First, contact the business directly and try to resolve the problem. In fact, some regulators will insist on this before they help you.

Consumer advocates say it's best to make your case in person, if possible. Politely — and briefly — state the problem, and what the company can do to make things right.

If this doesn't work, take your case up the management chain, all the way to writing the chief executive officer if necessary, says Tod Marks, a senior editor with Consumer Reports.

Some consumer advocates say if success continues to evade you, air the grievance on social media sites, particularly Twitter. Many large companies monitor these sites and will reach out to unhappy customers to avoid negative publicity.

If the problem is fixed, Marks says, it's good "netiquette" to praise the company on the sites.

If your attempt to fix things with a company fails, lodge a complaint with regulators or other groups. Maintaining documents and a record of the times you contacted the company and the people you spoke with will help regulators.

Here are resources to handle common complaints:

Consumer Protection Division, Mediation Unit Karen Straughn, director of the state mediation unit, suggests customers unsatisfied with businesses start with her office.

"If we are not the right office, it's part of our responsibility to get you to the right office," she says.

The unit also is a good place for consumers to find out their rights under the law before they complain to a business.

It oversees a wide range of areas, including new home construction, tenant and landlords, car purchases, retailers, homeowners and condo associations, phone service and Internet businesses.

Consumers can call 410-528-8662 or complain online at http://www.oag.state.md.us.

Once the unit gets involved, Straughn says, it will mediate disputes and advocate on behalf of consumers when there's been a violation of the law.

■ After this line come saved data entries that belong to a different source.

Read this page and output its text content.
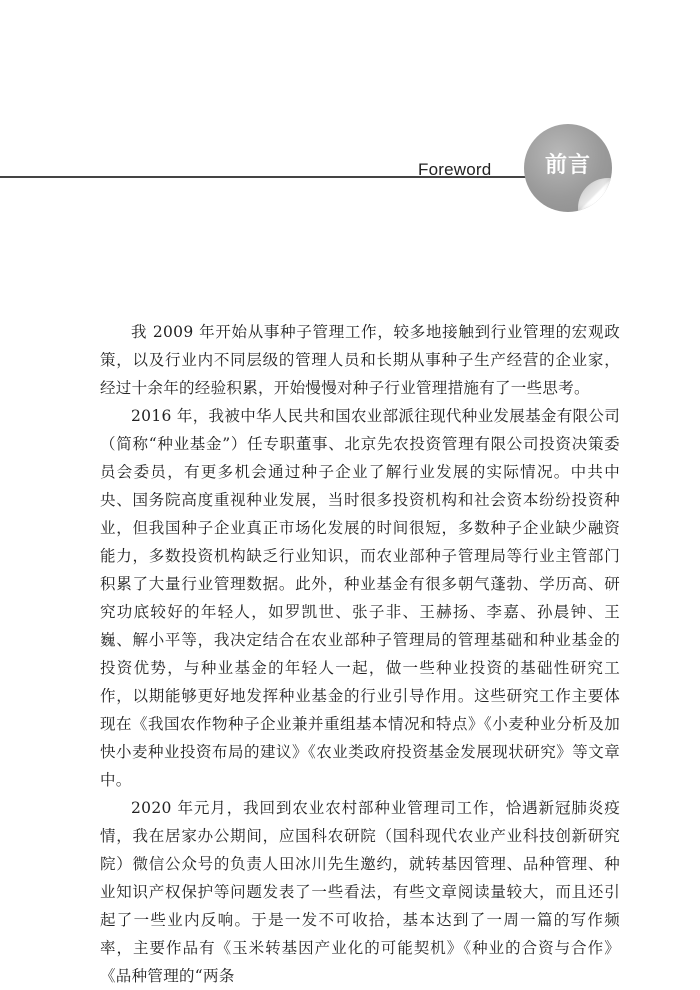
Foreword	前言

我 2009 年开始从事种子管理工作，较多地接触到行业管理的宏观政策，以及行业内不同层级的管理人员和长期从事种子生产经营的企业家，经过十余年的经验积累，开始慢慢对种子行业管理措施有了一些思考。

2016 年，我被中华人民共和国农业部派往现代种业发展基金有限公司（简称“种业基金”）任专职董事、北京先农投资管理有限公司投资决策委员会委员，有更多机会通过种子企业了解行业发展的实际情况。中共中央、国务院高度重视种业发展，当时很多投资机构和社会资本纷纷投资种业，但我国种子企业真正市场化发展的时间很短，多数种子企业缺少融资能力，多数投资机构缺乏行业知识，而农业部种子管理局等行业主管部门积累了大量行业管理数据。此外，种业基金有很多朝气蓬勃、学历高、研究功底较好的年轻人，如罗凯世、张子非、王赫扬、李嘉、孙晨钟、王巍、解小平等，我决定结合在农业部种子管理局的管理基础和种业基金的投资优势，与种业基金的年轻人一起，做一些种业投资的基础性研究工作，以期能够更好地发挥种业基金的行业引导作用。这些研究工作主要体现在《我国农作物种子企业兼并重组基本情况和特点》《小麦种业分析及加快小麦种业投资布局的建议》《农业类政府投资基金发展现状研究》等文章中。

2020 年元月，我回到农业农村部种业管理司工作，恰遇新冠肺炎疫情，我在居家办公期间，应国科农研院（国科现代农业产业科技创新研究院）微信公众号的负责人田冰川先生邀约，就转基因管理、品种管理、种业知识产权保护等问题发表了一些看法，有些文章阅读量较大，而且还引起了一些业内反响。于是一发不可收拾，基本达到了一周一篇的写作频率，主要作品有《玉米转基因产业化的可能契机》《种业的合资与合作》《品种管理的“两条
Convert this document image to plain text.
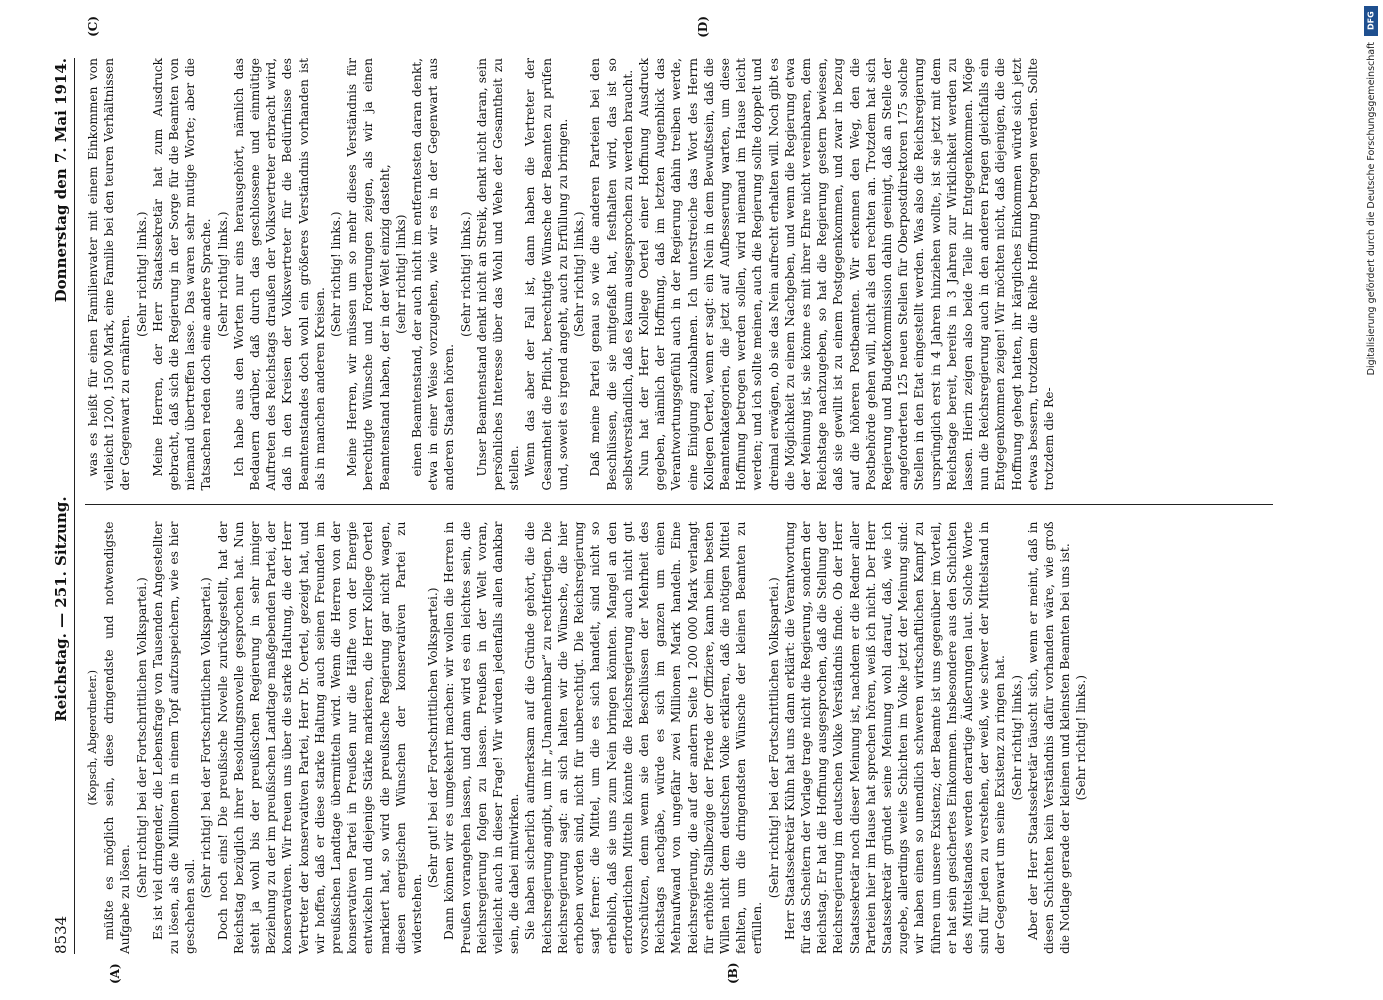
8534
Reichstag. — 251. Sitzung.
Donnerstag den 7. Mai 1914.
(A)	(B)

(Kopsch, Abgeordneter.) müßte es möglich sein, diese dringendste und notwendigste Aufgabe zu lösen.

(Sehr richtig! bei der Fortschrittlichen Volkspartei.) Es ist viel dringender, die Lebensfrage von Tausenden Angestellter zu lösen, als die Millionen in einem Topf aufzuspeichern, wie es hier geschehen soll.

(Sehr richtig! bei der Fortschrittlichen Volkspartei.) Doch noch eins! Die preußische Novelle zurückgestellt, hat der Reichstag bezüglich ihrer Besoldungsnovelle gesprochen hat. Nun steht ja wohl bis der preußischen Regierung in sehr inniger Beziehung zu der im preußischen Landtage maßgebenden Partei, der konservativen. Wir freuen uns über die starke Haltung, die der Herr Vertreter der konservativen Partei, Herr Dr. Oertel, gezeigt hat, und wir hoffen, daß er diese starke Haltung auch seinen Freunden im preußischen Landtage übermitteln wird. Wenn die Herren von der konservativen Partei in Preußen nur die Hälfte von der Energie entwickeln und diejenige Stärke markieren, die Herr Kollege Oertel markiert hat, so wird die preußische Regierung gar nicht wagen, diesen energischen Wünschen der konservativen Partei zu widerstehen.

(Sehr gut! bei der Fortschrittlichen Volkspartei.) Dann können wir es umgekehrt machen: wir wollen die Herren in Preußen vorangehen lassen, und dann wird es ein leichtes sein, die Reichsregierung folgen zu lassen. Preußen in der Welt voran, vielleicht auch in dieser Frage! Wir würden jedenfalls allen dankbar sein, die dabei mitwirken. Sie haben sicherlich aufmerksam auf die Gründe gehört, die die Reichsregierung angibt, um ihr „Unannehmbar“ zu rechtfertigen. Die Reichsregierung sagt: an sich halten wir die Wünsche, die hier erhoben worden sind, nicht für unberechtigt. Die Reichsregierung sagt ferner: die Mittel, um die es sich handelt, sind nicht so erheblich, daß sie uns zum Nein bringen könnten. Mangel an den erforderlichen Mitteln könnte die Reichsregierung auch nicht gut vorschützen, denn wenn sie den Beschlüssen der Mehrheit des Reichstags nachgäbe, würde es sich im ganzen um einen Mehraufwand von ungefähr zwei Millionen Mark handeln. Eine Reichsregierung, die auf der andern Seite 1 200 000 Mark verlangt für erhöhte Stallbezüge der Pferde der Offiziere, kann beim besten Willen nicht dem deutschen Volke erklären, daß die nötigen Mittel fehlten, um die dringendsten Wünsche der kleinen Beamten zu erfüllen.

(Sehr richtig! bei der Fortschrittlichen Volkspartei.) Herr Staatssekretär Kühn hat uns dann erklärt: die Verantwortung für das Scheitern der Vorlage trage nicht die Regierung, sondern der Reichstag. Er hat die Hoffnung ausgesprochen, daß die Stellung der Reichsregierung im deutschen Volke Verständnis finde. Ob der Herr Staatssekretär noch dieser Meinung ist, nachdem er die Redner aller Parteien hier im Hause hat sprechen hören, weiß ich nicht. Der Herr Staatssekretär gründet seine Meinung wohl darauf, daß, wie ich zugebe, allerdings weite Schichten im Volke jetzt der Meinung sind: wir haben einen so unendlich schweren wirtschaftlichen Kampf zu führen um unsere Existenz; der Beamte ist uns gegenüber im Vorteil, er hat sein gesichertes Einkommen. Insbesondere aus den Schichten des Mittelstandes werden derartige Äußerungen laut. Solche Worte sind für jeden zu verstehen, der weiß, wie schwer der Mittelstand in der Gegenwart um seine Existenz zu ringen hat. (Sehr richtig! links.) Aber der Herr Staatssekretär täuscht sich, wenn er meint, daß in diesen Schichten kein Verständnis dafür vorhanden wäre, wie groß die Notlage gerade der kleinen und kleinsten Beamten bei uns ist. (Sehr richtig! links.)

(C)	(D)

was es heißt für einen Familienvater mit einem Einkommen von vielleicht 1200, 1500 Mark, eine Familie bei den teuren Verhältnissen der Gegenwart zu ernähren.

(Sehr richtig! links.) Meine Herren, der Herr Staatssekretär hat zum Ausdruck gebracht, daß sich die Regierung in der Sorge für die Beamten von niemand übertreffen lasse. Das waren sehr mutige Worte; aber die Tatsachen reden doch eine andere Sprache. (Sehr richtig! links.) Ich habe aus den Worten nur eins herausgehört, nämlich das Bedauern darüber, daß durch das geschlossene und einmütige Auftreten des Reichstags draußen der Volksvertreter erbracht wird, daß in den Kreisen der Volksvertreter für die Bedürfnisse des Beamtenstandes doch wohl ein größeres Verständnis vorhanden ist als in manchen anderen Kreisen.

(Sehr richtig! links.) Meine Herren, wir müssen um so mehr dieses Verständnis für berechtigte Wünsche und Forderungen zeigen, als wir ja einen Beamtenstand haben, der in der Welt einzig dasteht, (sehr richtig! links) einen Beamtenstand, der auch nicht im entferntesten daran denkt, etwa in einer Weise vorzugehen, wie wir es in der Gegenwart aus anderen Staaten hören.

(Sehr richtig! links.) Unser Beamtenstand denkt nicht an Streik, denkt nicht daran, sein persönliches Interesse über das Wohl und Wehe der Gesamtheit zu stellen. Wenn das aber der Fall ist, dann haben die Vertreter der Gesamtheit die Pflicht, berechtigte Wünsche der Beamten zu prüfen und, soweit es irgend angeht, auch zu Erfüllung zu bringen. (Sehr richtig! links.) Daß meine Partei genau so wie die anderen Parteien bei den Beschlüssen, die sie mitgefaßt hat, festhalten wird, das ist so selbstverständlich, daß es kaum ausgesprochen zu werden braucht. Nun hat der Herr Kollege Oertel einer Hoffnung Ausdruck gegeben, nämlich der Hoffnung, daß im letzten Augenblick das Verantwortungsgefühl auch in der Regierung dahin treiben werde, eine Einigung anzubahnen. Ich unterstreiche das Wort des Herrn Kollegen Oertel, wenn er sagt: ein Nein in dem Bewußtsein, daß die Beamtenkategorien, die jetzt auf Aufbesserung warten, um diese Hoffnung betrogen werden sollen, wird niemand im Hause leicht werden; und ich sollte meinen, auch die Regierung sollte doppelt und dreimal erwägen, ob sie das Nein aufrecht erhalten will. Noch gibt es die Möglichkeit zu einem Nachgeben, und wenn die Regierung etwa der Meinung ist, sie könne es mit ihrer Ehre nicht vereinbaren, dem Reichstage nachzugeben, so hat die Regierung gestern bewiesen, daß sie gewillt ist zu einem Postgegenkommen, und zwar in bezug auf die höheren Postbeamten. Wir erkennen den Weg, den die Postbehörde gehen will, nicht als den rechten an. Trotzdem hat sich Regierung und Budgetkommission dahin geeinigt, daß an Stelle der angeforderten 125 neuen Stellen für Oberpostdirektoren 175 solche Stellen in den Etat eingestellt werden. Was also die Reichsregierung ursprünglich erst in 4 Jahren hinziehen wollte, ist sie jetzt mit dem Reichstage bereit, bereits in 3 Jahren zur Wirklichkeit werden zu lassen. Hierin zeigen also beide Teile ihr Entgegenkommen. Möge nun die Reichsregierung auch in den anderen Fragen gleichfalls ein Entgegenkommen zeigen! Wir möchten nicht, daß diejenigen, die die Hoffnung gehegt hatten, ihr kärgliches Einkommen würde sich jetzt etwas bessern, trotzdem die Reihe Hoffnung betrogen werden. Sollte trotzdem die Re-

DFG
Digitalisierung gefördert durch die Deutsche Forschungsgemeinschaft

The mediation group gets about 50,000 calls a year and handles around 12,000 complaints annually. Its success rate — when consumers are satisfied with the results — is 60 percent, Straughn says.

Consumer Financial Protection Bureau The new federal agency now is accepting complaints about credit cards.

File a complaint by calling 855-411-CFPB or filling out a form at consumerfinance.gov. The online form offers a "chat now" feature so you can ask questions of a staffer when filling out the complaint.